If this practice starts to become commonplace, it is possible to see that Magento as an ecosystem would mature, as integrations are a big part of Magento projects. Plus, in such future/ideal standardised world, it could mean that Community projects are more easily migrated into Enterprise once the extra Enterprise features are needed, given that the integration would likely be able to be kept the same.
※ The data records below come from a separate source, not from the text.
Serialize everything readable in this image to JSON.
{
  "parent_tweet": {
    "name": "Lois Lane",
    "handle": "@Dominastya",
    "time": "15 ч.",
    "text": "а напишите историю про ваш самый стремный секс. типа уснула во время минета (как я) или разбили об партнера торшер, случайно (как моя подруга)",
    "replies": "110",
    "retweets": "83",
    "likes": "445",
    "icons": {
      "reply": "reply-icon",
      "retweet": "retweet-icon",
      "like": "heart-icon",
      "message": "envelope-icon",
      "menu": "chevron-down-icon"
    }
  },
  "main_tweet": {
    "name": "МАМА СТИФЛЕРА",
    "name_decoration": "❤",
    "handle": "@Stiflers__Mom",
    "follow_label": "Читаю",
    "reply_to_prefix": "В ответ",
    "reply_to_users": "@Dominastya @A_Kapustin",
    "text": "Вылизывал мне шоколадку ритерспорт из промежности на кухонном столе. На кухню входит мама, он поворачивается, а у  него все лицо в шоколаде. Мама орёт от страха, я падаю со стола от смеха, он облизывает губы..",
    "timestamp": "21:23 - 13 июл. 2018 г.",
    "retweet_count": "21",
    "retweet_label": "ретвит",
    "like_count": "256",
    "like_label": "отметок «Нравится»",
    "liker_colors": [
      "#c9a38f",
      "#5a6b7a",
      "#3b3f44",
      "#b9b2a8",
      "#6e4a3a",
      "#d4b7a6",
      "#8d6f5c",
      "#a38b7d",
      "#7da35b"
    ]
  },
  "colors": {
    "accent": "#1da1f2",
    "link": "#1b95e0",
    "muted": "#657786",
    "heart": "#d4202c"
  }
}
Other examples come from within Magento, specially from it’s scheduled tasks (or cronjobs). A lot of these tasks are really, in my view, more suited to be events/messages to be queued and processed asynchronously. Some examples are:

Email sending, currently done as a cron task.
Product indexing, currently done as a cron task.
Cache invalidation for a given product, currently done as an event.

Current status

I brought a much less polished version of the above arguments to the Magento Software Architect Eugene Tulika¹³ - a very nice guy - via Slack. He kindly took this on-board within the Magento product team, and a decision was made to allow a move of the AMPQ implementation using MySQL as a storage into the community version¹⁴. The interfaces and behaviour would be the same as if RabbitMQ was being used. That was a “good enough” decision, that paves way to solve a large amount of the above points - if not all. When migrating into the Enterprise version, one would simply point the event stream form MySQL to RabbitMQ via configuration, after draining all remaining events from MySQL.

So, this post went all over the place a bit, but I believe it comes to show how Magento is a continuously evolving platform, how welcoming the Magento Community Engineering group is, and how easy it is to engage with them. It’s not by accident that Magento was the most contributed to PHP repository from last year¹⁵.

This initiative also gained its own channel in the Magento Slack¹⁶¹⁷, the #message-queue-to-ce channel. It’s currently up for grabs.